Only the earliest collisions during a step is considered. If there are multiple possible collisions with the wall or other particles during the same step, only the earliest collision will be considered (and others ignored). When collisions between two particles are ignored it means that they move beyond each other without their velocity and direction changing. They might overlap at the end of the step. In that case, the collision is computed in the next step from the overlapped positions. If a particle needs to collide with a wall as its second collision in a step, the particle stops just next to the wall (it will collide in the next step).

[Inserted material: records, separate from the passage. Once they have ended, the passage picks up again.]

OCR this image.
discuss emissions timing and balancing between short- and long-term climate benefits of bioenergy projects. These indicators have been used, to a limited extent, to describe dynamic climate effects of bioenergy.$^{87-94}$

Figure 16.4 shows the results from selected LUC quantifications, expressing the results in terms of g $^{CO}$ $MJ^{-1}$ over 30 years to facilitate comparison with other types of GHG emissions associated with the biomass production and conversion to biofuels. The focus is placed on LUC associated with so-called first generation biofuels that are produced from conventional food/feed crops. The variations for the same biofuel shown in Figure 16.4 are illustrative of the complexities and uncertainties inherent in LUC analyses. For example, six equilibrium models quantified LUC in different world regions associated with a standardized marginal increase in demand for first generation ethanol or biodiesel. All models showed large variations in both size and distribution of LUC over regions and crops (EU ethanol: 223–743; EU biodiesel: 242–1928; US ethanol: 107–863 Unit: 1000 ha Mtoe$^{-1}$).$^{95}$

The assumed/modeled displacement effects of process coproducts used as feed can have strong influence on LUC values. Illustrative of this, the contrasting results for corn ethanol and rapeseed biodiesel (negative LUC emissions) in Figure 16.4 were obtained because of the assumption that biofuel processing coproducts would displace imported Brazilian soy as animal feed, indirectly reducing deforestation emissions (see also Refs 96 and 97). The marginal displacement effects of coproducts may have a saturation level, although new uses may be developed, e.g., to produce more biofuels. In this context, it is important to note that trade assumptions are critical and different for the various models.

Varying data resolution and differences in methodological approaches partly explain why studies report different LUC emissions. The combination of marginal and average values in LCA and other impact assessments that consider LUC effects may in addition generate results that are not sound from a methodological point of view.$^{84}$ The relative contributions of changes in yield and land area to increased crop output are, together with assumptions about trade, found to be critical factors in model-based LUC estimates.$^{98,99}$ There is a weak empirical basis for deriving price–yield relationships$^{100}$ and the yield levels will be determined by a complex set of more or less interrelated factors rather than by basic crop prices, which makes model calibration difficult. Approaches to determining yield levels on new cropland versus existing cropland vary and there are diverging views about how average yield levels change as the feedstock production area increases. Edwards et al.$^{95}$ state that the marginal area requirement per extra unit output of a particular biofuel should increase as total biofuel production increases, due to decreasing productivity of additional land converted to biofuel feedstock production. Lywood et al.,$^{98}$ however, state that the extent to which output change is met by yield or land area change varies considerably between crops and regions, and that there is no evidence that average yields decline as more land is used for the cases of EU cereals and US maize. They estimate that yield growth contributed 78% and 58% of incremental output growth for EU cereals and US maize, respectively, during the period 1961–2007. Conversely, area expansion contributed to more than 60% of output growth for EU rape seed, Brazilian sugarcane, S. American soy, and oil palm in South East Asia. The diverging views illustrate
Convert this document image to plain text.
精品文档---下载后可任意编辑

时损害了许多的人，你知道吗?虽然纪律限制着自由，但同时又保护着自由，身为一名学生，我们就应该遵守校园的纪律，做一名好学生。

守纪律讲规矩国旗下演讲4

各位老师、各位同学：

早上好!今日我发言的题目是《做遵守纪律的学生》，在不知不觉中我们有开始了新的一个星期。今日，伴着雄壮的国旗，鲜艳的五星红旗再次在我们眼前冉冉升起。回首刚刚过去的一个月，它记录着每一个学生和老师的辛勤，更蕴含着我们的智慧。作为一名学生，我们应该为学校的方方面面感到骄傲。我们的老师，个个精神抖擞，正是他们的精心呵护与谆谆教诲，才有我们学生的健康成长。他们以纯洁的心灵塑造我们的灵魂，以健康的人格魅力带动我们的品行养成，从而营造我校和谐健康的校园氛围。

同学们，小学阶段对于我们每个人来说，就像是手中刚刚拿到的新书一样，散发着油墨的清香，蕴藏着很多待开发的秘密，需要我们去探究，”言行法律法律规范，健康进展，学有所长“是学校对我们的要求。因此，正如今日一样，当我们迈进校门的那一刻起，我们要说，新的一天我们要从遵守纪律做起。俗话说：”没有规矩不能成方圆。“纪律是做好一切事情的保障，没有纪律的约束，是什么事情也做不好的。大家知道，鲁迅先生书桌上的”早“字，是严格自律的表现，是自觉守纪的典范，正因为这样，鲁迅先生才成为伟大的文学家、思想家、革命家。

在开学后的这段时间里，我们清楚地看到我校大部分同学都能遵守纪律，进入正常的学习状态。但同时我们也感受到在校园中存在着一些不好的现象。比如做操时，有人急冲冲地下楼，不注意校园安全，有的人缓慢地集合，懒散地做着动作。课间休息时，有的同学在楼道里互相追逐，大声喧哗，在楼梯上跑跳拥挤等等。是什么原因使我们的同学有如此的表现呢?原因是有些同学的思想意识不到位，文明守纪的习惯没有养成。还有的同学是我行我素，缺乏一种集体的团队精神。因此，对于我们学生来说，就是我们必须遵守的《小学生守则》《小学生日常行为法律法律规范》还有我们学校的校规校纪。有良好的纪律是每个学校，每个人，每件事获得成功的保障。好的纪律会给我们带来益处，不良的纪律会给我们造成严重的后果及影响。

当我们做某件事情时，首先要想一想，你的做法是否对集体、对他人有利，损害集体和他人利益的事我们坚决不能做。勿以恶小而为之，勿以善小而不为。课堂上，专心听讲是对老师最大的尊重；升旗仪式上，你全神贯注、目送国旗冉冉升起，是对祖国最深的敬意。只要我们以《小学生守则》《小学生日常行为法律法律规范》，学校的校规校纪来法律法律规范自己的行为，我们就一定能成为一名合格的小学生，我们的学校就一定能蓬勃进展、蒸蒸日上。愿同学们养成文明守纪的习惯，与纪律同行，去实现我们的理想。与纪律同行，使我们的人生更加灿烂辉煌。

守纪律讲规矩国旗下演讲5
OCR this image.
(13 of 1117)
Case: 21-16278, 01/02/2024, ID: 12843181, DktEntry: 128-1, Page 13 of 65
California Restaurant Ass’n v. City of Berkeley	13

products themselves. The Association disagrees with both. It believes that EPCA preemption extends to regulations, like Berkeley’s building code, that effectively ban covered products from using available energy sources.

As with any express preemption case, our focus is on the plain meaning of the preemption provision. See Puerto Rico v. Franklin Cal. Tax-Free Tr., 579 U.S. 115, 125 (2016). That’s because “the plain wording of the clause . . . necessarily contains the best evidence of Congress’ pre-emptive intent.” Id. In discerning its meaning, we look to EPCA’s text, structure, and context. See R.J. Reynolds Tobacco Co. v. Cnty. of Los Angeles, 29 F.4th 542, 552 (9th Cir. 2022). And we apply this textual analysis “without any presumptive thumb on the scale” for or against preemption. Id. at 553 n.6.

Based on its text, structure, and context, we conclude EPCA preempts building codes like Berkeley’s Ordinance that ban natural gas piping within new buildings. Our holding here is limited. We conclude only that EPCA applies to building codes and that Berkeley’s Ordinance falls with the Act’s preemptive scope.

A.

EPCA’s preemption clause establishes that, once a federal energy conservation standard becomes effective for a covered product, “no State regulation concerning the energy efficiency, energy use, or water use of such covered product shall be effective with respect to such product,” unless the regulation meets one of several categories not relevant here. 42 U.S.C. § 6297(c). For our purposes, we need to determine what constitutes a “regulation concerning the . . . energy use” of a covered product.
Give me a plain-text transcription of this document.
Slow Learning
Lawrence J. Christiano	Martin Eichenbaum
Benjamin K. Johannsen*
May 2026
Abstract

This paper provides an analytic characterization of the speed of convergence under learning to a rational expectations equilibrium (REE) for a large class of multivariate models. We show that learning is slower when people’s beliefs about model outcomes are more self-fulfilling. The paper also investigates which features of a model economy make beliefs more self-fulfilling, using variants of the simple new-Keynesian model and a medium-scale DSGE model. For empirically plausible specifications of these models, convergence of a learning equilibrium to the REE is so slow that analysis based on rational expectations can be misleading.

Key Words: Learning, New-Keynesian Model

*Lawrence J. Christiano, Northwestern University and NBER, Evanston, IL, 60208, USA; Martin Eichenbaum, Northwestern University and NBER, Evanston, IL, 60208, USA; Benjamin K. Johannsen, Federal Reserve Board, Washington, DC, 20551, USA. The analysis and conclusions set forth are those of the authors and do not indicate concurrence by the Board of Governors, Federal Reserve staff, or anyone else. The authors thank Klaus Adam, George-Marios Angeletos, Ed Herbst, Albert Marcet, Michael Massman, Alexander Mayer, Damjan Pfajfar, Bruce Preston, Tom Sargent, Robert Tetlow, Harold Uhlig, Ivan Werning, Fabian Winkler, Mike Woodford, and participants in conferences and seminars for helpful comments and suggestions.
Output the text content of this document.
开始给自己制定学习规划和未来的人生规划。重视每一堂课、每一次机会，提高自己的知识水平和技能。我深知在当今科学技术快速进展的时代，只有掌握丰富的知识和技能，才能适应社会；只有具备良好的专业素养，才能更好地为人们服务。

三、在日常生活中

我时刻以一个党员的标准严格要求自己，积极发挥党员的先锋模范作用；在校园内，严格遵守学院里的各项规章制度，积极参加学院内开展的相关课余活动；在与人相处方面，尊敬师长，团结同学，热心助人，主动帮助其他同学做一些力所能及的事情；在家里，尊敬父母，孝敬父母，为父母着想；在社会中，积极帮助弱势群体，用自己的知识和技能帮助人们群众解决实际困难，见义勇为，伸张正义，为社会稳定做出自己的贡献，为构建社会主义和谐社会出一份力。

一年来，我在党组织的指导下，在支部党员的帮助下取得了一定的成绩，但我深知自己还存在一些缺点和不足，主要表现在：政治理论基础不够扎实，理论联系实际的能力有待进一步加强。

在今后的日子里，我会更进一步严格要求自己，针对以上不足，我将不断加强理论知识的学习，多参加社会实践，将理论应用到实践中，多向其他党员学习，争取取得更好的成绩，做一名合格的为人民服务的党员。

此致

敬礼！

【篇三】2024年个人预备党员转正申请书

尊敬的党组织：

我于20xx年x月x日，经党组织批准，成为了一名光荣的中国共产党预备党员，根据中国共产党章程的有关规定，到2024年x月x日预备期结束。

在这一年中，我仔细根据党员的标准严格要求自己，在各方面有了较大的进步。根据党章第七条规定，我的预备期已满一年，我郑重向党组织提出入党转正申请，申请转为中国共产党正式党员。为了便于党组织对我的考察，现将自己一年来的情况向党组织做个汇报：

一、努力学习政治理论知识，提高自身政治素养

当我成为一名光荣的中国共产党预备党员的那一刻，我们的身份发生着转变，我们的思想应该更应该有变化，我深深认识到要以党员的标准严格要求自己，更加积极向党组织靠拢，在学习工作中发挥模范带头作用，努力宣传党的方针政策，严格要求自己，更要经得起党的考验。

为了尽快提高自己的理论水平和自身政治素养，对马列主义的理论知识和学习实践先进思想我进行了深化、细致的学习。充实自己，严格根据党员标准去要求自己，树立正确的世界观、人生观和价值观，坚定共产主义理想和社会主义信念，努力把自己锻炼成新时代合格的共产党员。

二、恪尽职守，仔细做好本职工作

Multiple simultaneous collisions during a step. In the unlikely case that a particle is involved in two collisions exactly at the same time (in the step), the particles with the lowest index collide, and the other collisions are ignored. If a particle is involved in a collision with the wall and with another particle exactly at the same time (in the step), the particle collides with the wall, and the other collisions are ignored. This assignment is divided into two parts:
(i) OpenMP Implementation is Assignment 1 Part 1 due on 30 Sep, 11am
(ii) CUDA Implementation is Assignment 1 Part 2 due on 21 Oct, 11am
Inputs and Outputs
Input file strictly follows the structure shown below:
1. N – Number of particles on the square surface
2. L – Size of the square (in µm)
3. r – Radius of the particle (in µm)
4. S – Number of steps (timeunits) to run the simulation for
5. print or perf– If word print appears, the position of each particle needs to be printed at each step. Otherwise perf should appear.
6. Optional: For each particle, show on one line the following information, separated by space:
• i – the index of the particle from 0 to N − 1
• x – intial position of particle index i on x axis (in µm)
• y – intial position of particle index i on y axis (in µm)
• vx – initial velocity on the x axis of particle i (in µm/timeunit)
• vy – initial velocity on the y axis of particle i (in µm/timeunit)
If the initial location of the particles is not provided, you need to generate random positions and velocities for all particles. The positions should be values within the 2D surface L × L, while velocities should be in the interval and . To show the direction of movement, velocities have positive and negative values. The particle i, the velocity with and angle α with x-axis with . The velocity vector is
.
Sample Input
1000
20000
1
1000 print
Output file strictly follows the structure shown below:
1. Print the positions and velocities of each particle in the beginning of the simulation. For each particle, show on one line the following information, separated by space:
• 0 – step 0 in the simulation
• i – the index of the particle
• x – initial position of particle index i on x axis (in µm)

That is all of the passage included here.